David Chase’s genius with The Sopranos was that he grafted an essentially realist, even existential drama — the plight of the modern upper-middle class white suburban male — onto one of the most generic of genres, the gangster story. The two halves had the effect of supercharging each other: a moribund genre was brought back to life, and if it ever seemed like the show was getting too slow (usually right around the 3/4 mark of the season), guns would come out. If Death of a Salesman lasted 90 hours and the whole male cast had guns, it would basically be The Sopranos.
With Mad Men, Matthew Weiner has taken away the guns, but for some reason the thrills remain, and I think it will be interesting trying to figure out exactly how that’s possible. I think you could argue that the show’s historical nature is part of it, as it provides an overall narrative progression (Oh, now it’s Valentine’s Day! Oh, now it’s the 1960 election!) that grounds a show whose plot seems in danger of spinning around in carousels.
To me, though, the real heart of the show — the thing which makes Mad Men more than just one of the greatest TV shows ever and actually a kind of philosophical epic on par with The Unbearable Lightness of Being or Last Year at Marienbad — is its running fascination with the creative process, and how it’s able to dramatize into action the process of self-examination on the road to expression. Heavy stuff? Yes, but when the art you’re portraying is advertising, everything you’re trying to say about the creative process becomes vulgarized, simplified, and concretized into something so easy to understand that you almost start to forget you’re understanding something profound.
Let’s take a look back at the first episode, “Smoke Gets In Your Eyes.” The pilot so immediately establishes the ’60s setting, the zip-zap dialogue, and the whole atmospheric expansiveness of the show that it’s easy to miss how straightforward the plotline is. A naive newcomer is thrown into a fast-paced and confusing work environment (Peggy in Mad Men, Noah Wyle on ER); a wily alcoholic insider lays some wisdom on a young protege (Roger and Don are Sipowicz and every partner on NYPD Blue); a main character starts the episode in bed with a woman in New York City, then finishes the episode by going home to a twist-ending wife in the suburbs (the exact bookend to the first episode of Denis Leary’s forgotten classic The Job — I think he might even go into his kids’ room at the very end of the episode, but I might be making it up).
The important thing, though — the reason why, the single scene in which Mad Men instantly became so compelling — is the scene with the Lucky Strike executives, a meeting the whole episode has been building to. Don Draper walks into the boardroom without any idea of how to sell cigarettes, despite asking every person he’s come across why they like them. He walks out having created one of the most catchy catchphrases of all time, a proudly non sequitur (even absurdist) piece of tobacco company arcana that is now the entire reason for choosing Lucky Strike over Marlboro.

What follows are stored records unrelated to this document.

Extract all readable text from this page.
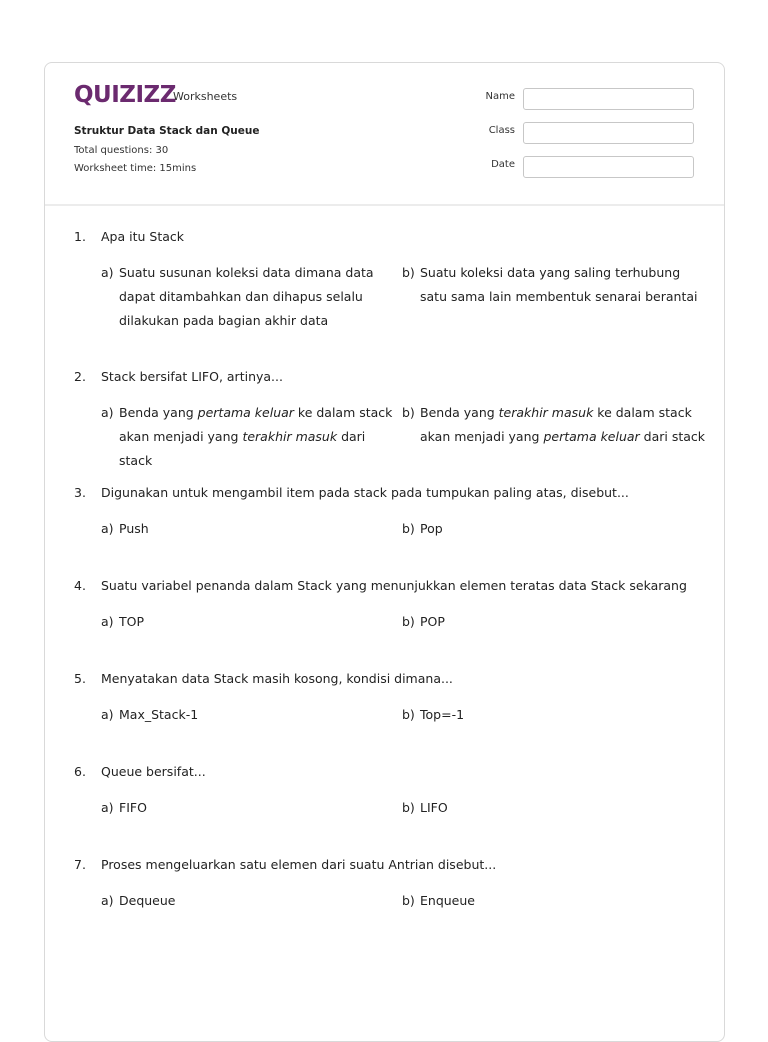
QUIZIZZ
Worksheets
Struktur Data Stack dan Queue
Total questions: 30
Worksheet time: 15mins
Name
Class
Date
1. Apa itu Stack
a) Suatu susunan koleksi data dimana data
dapat ditambahkan dan dihapus selalu
dilakukan pada bagian akhir data
b) Suatu koleksi data yang saling terhubung
satu sama lain membentuk senarai berantai
2. Stack bersifat LIFO, artinya...
a) Benda yang pertama keluar ke dalam stack
akan menjadi yang terakhir masuk dari stack
b) Benda yang terakhir masuk ke dalam stack
akan menjadi yang pertama keluar dari stack
3. Digunakan untuk mengambil item pada stack pada tumpukan paling atas, disebut...
a) Push	b) Pop
4. Suatu variabel penanda dalam Stack yang menunjukkan elemen teratas data Stack sekarang
a) TOP	b) POP
5. Menyatakan data Stack masih kosong, kondisi dimana...
a) Max_Stack-1	b) Top=-1
6. Queue bersifat...
a) FIFO	b) LIFO
7. Proses mengeluarkan satu elemen dari suatu Antrian disebut...
a) Dequeue	b) Enqueue
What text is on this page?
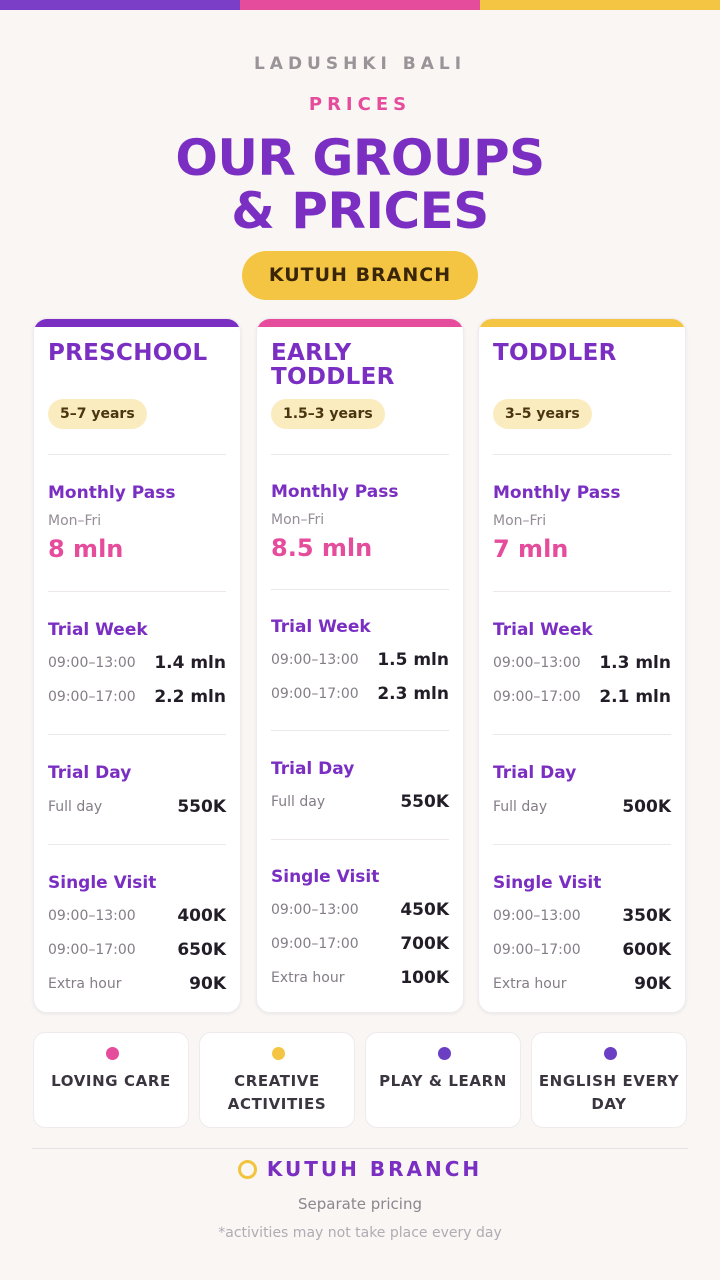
LADUSHKI BALI
PRICES
OUR GROUPS
& PRICES
KUTUH BRANCH
PRESCHOOL
5–7 years
Monthly Pass
Mon–Fri
8 mln
Trial Week
09:00–13:00 1.4 mln
09:00–17:00 2.2 mln
Trial Day
Full day	550K
Single Visit
09:00–13:00 400K
09:00–17:00 650K
Extra hour	90K
EARLY
TODDLER
1.5–3 years
Monthly Pass
Mon–Fri
8.5 mln
Trial Week
09:00–13:00 1.5 mln
09:00–17:00 2.3 mln
Trial Day
Full day	550K
Single Visit
09:00–13:00 450K
09:00–17:00 700K
Extra hour	100K
TODDLER
3–5 years
Monthly Pass
Mon–Fri
7 mln
Trial Week
09:00–13:00 1.3 mln
09:00–17:00 2.1 mln
Trial Day
Full day	500K
Single Visit
09:00–13:00 350K
09:00–17:00 600K
Extra hour	90K
LOVING CARE	CREATIVE
ACTIVITIES
PLAY & LEARN	ENGLISH EVERY
DAY
KUTUH BRANCH
Separate pricing
*activities may not take place every day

This moment of creation is almost unique in TV history — the way in which the entire episode has prepared you, in very minor details, for Don’s solution. Sometimes the show is a bit more obvious — Harry’s solution to making more money for his pregnant wife is to try to sell commercials for a show about abortion — and sometimes the creation point is epic (Peggy’s first bit of copy, “Mark Your Man,” seems to hint at a deep yearning in her guarded character, something she almost never lets the world see otherwise). In some ways, advertising keeps these people at a remove from the world, as much as the gangster life did in The Sopranos or the cop life does in The Wire. In some ways, it makes them almost too human: they seem to live too much of life, which is why the only real danger on the show is that they’ll drink themselves to an early grave or to forced retirement in pre-Betty Ford rehab.